# New dovetail jig needed, recommendations please.



## lateralus819 (Jul 22, 2012)

So I'm in desperate need of a new jig, this general tool $40 jig is too inaccurate for my tastes. 

Can't afford a leigh (I'm a very amateur diyer here lol)

$100 is fine or a little more, 

Another question I'm running a ryobi router the one that comes with the router table at home depot, the R163 router. I know a lot of jigs require "baseplates" Would this particular plate work? http://www.woodcraft.com/product/20...mplate-guide-bushing-set-milescraft-1201.aspx


----------



## jschaben (Apr 1, 2010)

lateralus819 said:


> So I'm in desperate need of a new jig, this general tool $40 jig is too inaccurate for my tastes.
> 
> Can't afford a leigh (I'm a very amateur diyer here lol)
> 
> ...


 
That baseplate is a good one. I've used it on everything from Craftsman to Freud's to Hitachi and Triton. I do believe I remember one guy with a Ryobi that could only get two holes to match up but that wouldn't matter, two screws is enough. You could always drill out a 3rd hole. The important thing is to make sure you keep enough latitude to get it centered. 
Here's a dovetail jig, Not an upscale but does a passable job for me.
http://www.rockler.com/product.cfm?page=17367
This is the last day of their 20% off sale so if you can sneak the order in today it'll come in about $120. If not, they put it on sale regularly for $119, sometimes including the dust collection. 
The other one I could recommend being mindful of your budget is the Porter Cable 4216, usually $150 - 200, depending. :smile:


----------



## DannyT (Apr 26, 2011)

check craigslist


----------



## lateralus819 (Jul 22, 2012)

jschaben said:


> That baseplate is a good one. I've used it on everything from Craftsman to Freud's to Hitachi and Triton. I do believe I remember one guy with a Ryobi that could only get two holes to match up but that wouldn't matter, two screws is enough. You could always drill out a 3rd hole. The important thing is to make sure you keep enough latitude to get it centered.
> Here's a dovetail jig, Not an upscale but does a passable job for me.
> http://www.rockler.com/product.cfm?page=17367
> This is the last day of their 20% off sale so if you can sneak the order in today it'll come in about $120. If not, they put it on sale regularly for $119, sometimes including the dust collection.
> The other one I could recommend being mindful of your budget is the Porter Cable 4216, usually $150 - 200, depending. :smile:


I was actually thinking about that rockler jig but my router only supports a 1/4 shank.


----------



## jschaben (Apr 1, 2010)

lateralus819 said:


> I was actually thinking about that rockler jig but my router only supports a 1/4 shank.[/QUOTE]
> 
> Not sure what that has to do with the jig? Your router does need to accept guide bushings to use it but that Milescraft plate will do that nicely. Matter of fact, that's what I use on the Craftsman.
> I use an ancient Crapsman dedicated to it because setting depth adjustment is such a PIA. It's a 1/4" shank permanently adjusted to do half blinds in 3/4" stock. Anything else I use a real router.


----------



## DannyT (Apr 26, 2011)

here are just a few that are on craigslist.

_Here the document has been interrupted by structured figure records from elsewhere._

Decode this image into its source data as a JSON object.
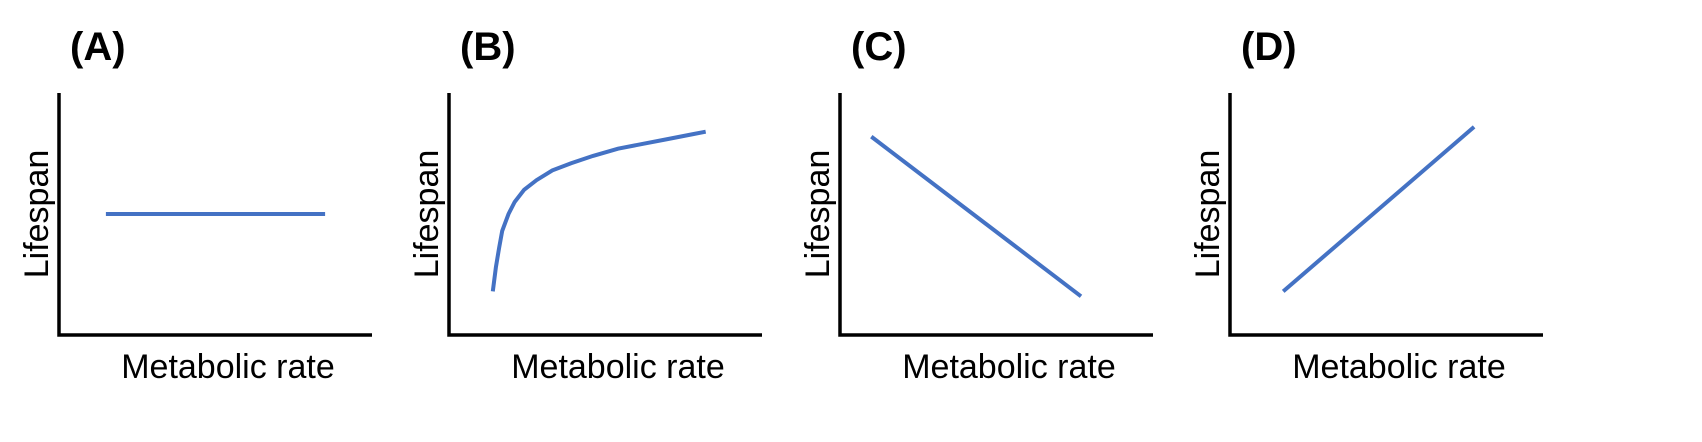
{
  "chart_data": [
    {
      "type": "line",
      "panel_label": "(A)",
      "xlabel": "Metabolic rate",
      "ylabel": "Lifespan",
      "xlim": [
        0,
        1
      ],
      "ylim": [
        0,
        1
      ],
      "color": "#4472c4",
      "series": [
        {
          "name": "Lifespan",
          "x": [
            0.15,
            0.85
          ],
          "y": [
            0.5,
            0.5
          ]
        }
      ]
    },
    {
      "type": "line",
      "panel_label": "(B)",
      "xlabel": "Metabolic rate",
      "ylabel": "Lifespan",
      "xlim": [
        0,
        1
      ],
      "ylim": [
        0,
        1
      ],
      "color": "#4472c4",
      "series": [
        {
          "name": "Lifespan",
          "x": [
            0.14,
            0.15,
            0.16,
            0.17,
            0.19,
            0.21,
            0.24,
            0.28,
            0.33,
            0.39,
            0.46,
            0.54,
            0.62,
            0.7,
            0.78,
            0.82
          ],
          "y": [
            0.18,
            0.28,
            0.36,
            0.43,
            0.5,
            0.55,
            0.6,
            0.64,
            0.68,
            0.71,
            0.74,
            0.77,
            0.79,
            0.81,
            0.83,
            0.84
          ]
        }
      ]
    },
    {
      "type": "line",
      "panel_label": "(C)",
      "xlabel": "Metabolic rate",
      "ylabel": "Lifespan",
      "xlim": [
        0,
        1
      ],
      "ylim": [
        0,
        1
      ],
      "color": "#4472c4",
      "series": [
        {
          "name": "Lifespan",
          "x": [
            0.1,
            0.77
          ],
          "y": [
            0.82,
            0.16
          ]
        }
      ]
    },
    {
      "type": "line",
      "panel_label": "(D)",
      "xlabel": "Metabolic rate",
      "ylabel": "Lifespan",
      "xlim": [
        0,
        1
      ],
      "ylim": [
        0,
        1
      ],
      "color": "#4472c4",
      "series": [
        {
          "name": "Lifespan",
          "x": [
            0.17,
            0.78
          ],
          "y": [
            0.18,
            0.86
          ]
        }
      ]
    }
  ]
}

http://augusta.craigslist.org/tls/3223426330.html

http://winstonsalem.craigslist.org/tls/3165483435.html

http://erie.craigslist.org/tls/3202311471.html

http://skagit.craigslist.org/tls/3146545859.html

http://fayar.craigslist.org/tls/3219021428.html

http://decatur.craigslist.org/tls/3195131283.html - porter cable 100.00

http://oklahomacity.craigslist.org/tls/3244464295.html - porter cable 100.00

http://lasvegas.craigslist.org/tls/3204190515.html - porter cable 100.00


----------



## Midlandbob (Sep 5, 2011)

I know you vetoed the Leigh but: I've used the Leigh since the beginning. I spent good money o n a few others but regret it. Buy cheap and buy often - lol.
I have the original 12 inch sitting on a shelf for 15+ years since I got the 24 inch as well as the finger joint template. If you were nearby you could have the z12 inch for a can of finish. I doubt anyone in in Ontario.


----------



## Popsnsons (Oct 1, 2012)

Here is a good option.

http://www.ptreeusa.com/ptree_dovetail_.comsystem.htm


----------